The only reason to view the scratch directory is (1) to monitor run progress, and (2) debugging in the event of ensemble failure. In the latter case, the KILL_ENS file may contain a short error message that can help the user identify the most relevant log file for debugging. See the Help! CHEEREIO killed my ensemble section for more details on how to debug CHEEREIO and repair the ensemble for eventual resubmission.

The Ensemble Runs Directory

The Ensemble Runs directory is created in two stages over the course of running setup_ensemble.sh: ensemble run scripts are created when setup_ensemble.sh creates the Template Run directory, while the individual ensemble run directories are created when SetupEnsembleRuns is set to true after the Template Run directory has been created and (optionally) edited by the user. Contents of the completely created Ensemble Runs Directory are as follows:

  • The run_ensemble_simulations.sh bash script is a complex batch submission script that manages the starting and stopping of a single GEOS-Chem ensemble member run, executes the subset of the LETKF operation that is assigned to this ensemble member (including coordinating internal core-wise parallelization), and, for the “master” ensemble member (always ensemble member 1), coordinates the overall ensemble (e.g. file clean-up, resynchronization, restart and scaling updates). More details are available in the About the Run Ensemble Simulations script entry. The user never executes this script directly.

  • The run_ens.sh bash script contains simple instructions on how to submit a job array of ensemble member simulations (i.e. instances of run_ensemble_simulations.sh) to the SLURM scheduler. We recommend this script be executed via nohup bash run_ens.sh &. After this command is given, the ensemble will run until completion.

  • The log folder contains the vast number of log files produced by the ensemble as it runs. The only exception is GEOS-Chem log files, which are contained in the individual ensemble run directories. There are four types of files in the log folder:

    • ensemble_slurm_JOBNUMBER.err files. One such file is present for each ensemble member. These contain errors returned to the program on the shell-level. If all goes well, this will be empty. Otherwise, they can be very useful in determining what went wrong at runtime.

    • ensemble_slurm_JOBNUMBER.out files. One such file is present for each ensemble member. These contain regular output returned to the program on the shell-level. These won’t have much in them and are rarely worth looking at.

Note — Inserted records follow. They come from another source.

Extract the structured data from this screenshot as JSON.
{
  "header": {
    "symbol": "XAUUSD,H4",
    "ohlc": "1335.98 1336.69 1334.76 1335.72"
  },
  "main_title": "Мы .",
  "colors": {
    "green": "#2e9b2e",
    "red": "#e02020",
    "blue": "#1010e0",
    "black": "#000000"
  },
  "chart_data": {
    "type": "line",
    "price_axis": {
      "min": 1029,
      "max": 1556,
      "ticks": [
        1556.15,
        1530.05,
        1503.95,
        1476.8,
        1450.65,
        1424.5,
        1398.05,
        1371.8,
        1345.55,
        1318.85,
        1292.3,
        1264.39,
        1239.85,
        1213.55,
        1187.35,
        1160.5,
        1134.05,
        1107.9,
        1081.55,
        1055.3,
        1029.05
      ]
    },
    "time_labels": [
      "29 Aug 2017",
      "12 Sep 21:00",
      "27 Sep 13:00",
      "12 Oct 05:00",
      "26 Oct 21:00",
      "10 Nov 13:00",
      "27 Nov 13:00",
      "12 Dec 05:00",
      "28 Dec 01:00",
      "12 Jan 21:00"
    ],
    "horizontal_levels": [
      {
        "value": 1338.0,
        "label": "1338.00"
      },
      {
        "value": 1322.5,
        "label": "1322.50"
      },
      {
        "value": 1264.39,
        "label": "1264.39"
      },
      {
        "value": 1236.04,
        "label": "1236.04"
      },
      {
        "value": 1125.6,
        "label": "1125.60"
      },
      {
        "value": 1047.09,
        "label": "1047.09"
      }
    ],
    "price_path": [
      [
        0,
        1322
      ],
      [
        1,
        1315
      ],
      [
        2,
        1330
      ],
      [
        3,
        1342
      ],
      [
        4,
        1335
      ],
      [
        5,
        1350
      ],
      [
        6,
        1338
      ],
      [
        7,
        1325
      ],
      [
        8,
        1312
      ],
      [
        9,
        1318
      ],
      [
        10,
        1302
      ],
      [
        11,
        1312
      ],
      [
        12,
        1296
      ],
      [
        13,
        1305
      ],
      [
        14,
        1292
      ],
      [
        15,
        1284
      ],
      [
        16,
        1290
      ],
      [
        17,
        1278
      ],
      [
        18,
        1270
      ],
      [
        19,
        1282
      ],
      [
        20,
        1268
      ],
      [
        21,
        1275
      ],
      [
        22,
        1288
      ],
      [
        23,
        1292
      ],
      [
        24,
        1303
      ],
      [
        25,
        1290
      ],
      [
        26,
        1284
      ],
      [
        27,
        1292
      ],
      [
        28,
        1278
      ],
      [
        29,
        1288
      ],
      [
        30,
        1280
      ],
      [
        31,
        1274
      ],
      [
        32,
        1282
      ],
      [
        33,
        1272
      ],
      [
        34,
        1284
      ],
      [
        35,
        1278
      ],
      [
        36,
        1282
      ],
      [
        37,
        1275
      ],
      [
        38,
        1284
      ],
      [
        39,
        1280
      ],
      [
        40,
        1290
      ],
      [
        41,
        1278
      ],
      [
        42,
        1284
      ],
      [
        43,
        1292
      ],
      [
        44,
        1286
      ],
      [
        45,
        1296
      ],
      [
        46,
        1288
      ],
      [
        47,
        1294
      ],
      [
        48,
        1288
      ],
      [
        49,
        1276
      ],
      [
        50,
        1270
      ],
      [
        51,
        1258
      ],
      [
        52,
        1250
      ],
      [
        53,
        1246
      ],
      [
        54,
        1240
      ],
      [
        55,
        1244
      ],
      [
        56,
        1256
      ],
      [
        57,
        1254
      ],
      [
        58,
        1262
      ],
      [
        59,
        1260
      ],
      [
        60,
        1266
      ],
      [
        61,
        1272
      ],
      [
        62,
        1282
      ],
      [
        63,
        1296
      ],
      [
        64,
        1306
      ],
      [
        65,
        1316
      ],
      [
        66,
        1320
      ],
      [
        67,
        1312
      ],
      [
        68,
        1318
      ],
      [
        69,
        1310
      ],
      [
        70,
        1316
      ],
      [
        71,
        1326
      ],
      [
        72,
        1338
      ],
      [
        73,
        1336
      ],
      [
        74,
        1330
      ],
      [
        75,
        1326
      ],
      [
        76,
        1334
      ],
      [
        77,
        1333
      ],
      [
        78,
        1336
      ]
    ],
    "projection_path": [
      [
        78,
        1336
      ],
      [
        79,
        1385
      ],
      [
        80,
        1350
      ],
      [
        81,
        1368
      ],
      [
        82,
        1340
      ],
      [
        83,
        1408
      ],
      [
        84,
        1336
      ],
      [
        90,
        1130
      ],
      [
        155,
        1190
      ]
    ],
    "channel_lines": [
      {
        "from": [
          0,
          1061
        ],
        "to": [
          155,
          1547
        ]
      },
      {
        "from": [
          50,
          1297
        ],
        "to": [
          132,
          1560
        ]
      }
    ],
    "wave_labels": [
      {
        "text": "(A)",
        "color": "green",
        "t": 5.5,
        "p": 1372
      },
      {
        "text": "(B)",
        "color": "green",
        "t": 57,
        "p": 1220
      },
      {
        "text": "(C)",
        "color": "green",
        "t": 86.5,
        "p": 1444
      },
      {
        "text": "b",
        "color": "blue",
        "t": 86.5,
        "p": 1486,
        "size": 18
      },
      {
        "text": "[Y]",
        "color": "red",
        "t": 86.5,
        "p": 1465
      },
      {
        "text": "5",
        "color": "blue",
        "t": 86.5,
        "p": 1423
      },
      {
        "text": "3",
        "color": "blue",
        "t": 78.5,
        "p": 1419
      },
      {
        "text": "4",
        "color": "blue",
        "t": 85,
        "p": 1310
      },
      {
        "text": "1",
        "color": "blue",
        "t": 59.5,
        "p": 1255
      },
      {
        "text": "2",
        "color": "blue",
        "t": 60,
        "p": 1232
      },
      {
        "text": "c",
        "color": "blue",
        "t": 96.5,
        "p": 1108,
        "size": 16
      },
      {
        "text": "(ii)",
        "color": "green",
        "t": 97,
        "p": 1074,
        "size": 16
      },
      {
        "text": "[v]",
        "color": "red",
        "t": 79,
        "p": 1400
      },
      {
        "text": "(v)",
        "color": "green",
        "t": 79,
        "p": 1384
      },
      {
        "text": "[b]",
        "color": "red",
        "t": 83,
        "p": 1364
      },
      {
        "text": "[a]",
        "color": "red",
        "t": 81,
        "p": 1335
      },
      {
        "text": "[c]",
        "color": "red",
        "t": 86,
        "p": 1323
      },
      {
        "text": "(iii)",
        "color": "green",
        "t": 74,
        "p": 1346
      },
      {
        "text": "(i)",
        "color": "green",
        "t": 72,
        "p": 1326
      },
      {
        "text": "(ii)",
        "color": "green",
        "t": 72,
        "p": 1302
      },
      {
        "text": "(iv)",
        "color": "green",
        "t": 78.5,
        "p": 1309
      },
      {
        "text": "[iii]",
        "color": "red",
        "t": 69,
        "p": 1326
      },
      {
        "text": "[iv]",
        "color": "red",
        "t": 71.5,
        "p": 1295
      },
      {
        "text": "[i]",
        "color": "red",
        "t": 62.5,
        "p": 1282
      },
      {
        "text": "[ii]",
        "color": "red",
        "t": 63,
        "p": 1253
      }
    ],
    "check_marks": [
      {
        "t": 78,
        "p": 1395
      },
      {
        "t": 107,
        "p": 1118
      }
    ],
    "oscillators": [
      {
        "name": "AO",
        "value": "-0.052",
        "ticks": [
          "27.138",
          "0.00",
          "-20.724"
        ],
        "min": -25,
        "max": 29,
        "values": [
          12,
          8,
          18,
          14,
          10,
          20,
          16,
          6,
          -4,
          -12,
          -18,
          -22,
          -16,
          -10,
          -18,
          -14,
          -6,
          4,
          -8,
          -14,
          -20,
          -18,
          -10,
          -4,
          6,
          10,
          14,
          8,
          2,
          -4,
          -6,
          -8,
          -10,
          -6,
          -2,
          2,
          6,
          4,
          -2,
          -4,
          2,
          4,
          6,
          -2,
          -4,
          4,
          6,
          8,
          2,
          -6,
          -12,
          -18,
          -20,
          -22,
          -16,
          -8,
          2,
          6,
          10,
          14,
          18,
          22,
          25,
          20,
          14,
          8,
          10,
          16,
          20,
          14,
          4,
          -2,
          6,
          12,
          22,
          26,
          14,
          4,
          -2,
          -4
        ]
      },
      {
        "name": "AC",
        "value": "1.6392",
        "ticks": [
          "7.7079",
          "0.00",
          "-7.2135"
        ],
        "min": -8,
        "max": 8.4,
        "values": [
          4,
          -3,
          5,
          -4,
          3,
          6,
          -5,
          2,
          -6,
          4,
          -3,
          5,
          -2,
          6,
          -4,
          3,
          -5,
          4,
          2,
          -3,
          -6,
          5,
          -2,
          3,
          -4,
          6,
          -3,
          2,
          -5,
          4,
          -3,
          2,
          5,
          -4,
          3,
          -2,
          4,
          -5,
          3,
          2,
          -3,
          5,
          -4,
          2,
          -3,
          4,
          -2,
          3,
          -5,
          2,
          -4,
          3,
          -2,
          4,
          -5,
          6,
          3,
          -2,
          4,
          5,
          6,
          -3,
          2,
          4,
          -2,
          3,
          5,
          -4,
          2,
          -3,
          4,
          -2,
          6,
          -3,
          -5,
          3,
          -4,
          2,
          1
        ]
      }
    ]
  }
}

    • letkf_ENSNUMBER_CORENUMBER.out files. One file is present for each core assigned columns to assimilate within each ensemble member. They contain real-time information about what this particular core is doing at assimilation time (including overall time taken to load files and compute assimilated columns). These files are useful for tracking run progress

    • The letkf_master.out file. Only one of these files is created by ensemble member 1, which is by default the “job manager” (coordinates ensemble members, does file clean-up and NetCDF updates, etc.). Like the other LETKF log files, this contains real-time information about the combination of assimilated columns and the updates of NetCDF files.

  • The ensemble run directory folders, each with name SimulationName_FourDigitEnsembleMemberID. These are standard GEOS-Chem run directories, copied from the Template Run Directory. The only difference between these ensemble members and other run directories are that these lack individual run scripts. In addition, HEMCO_Config.rc is linked to NetCDF files containing gridded scaling factors which are updated at assimilation time. Unique instances of these scaling factors are present in each of these folders and have names of form *_SCALEFACTOR.nc.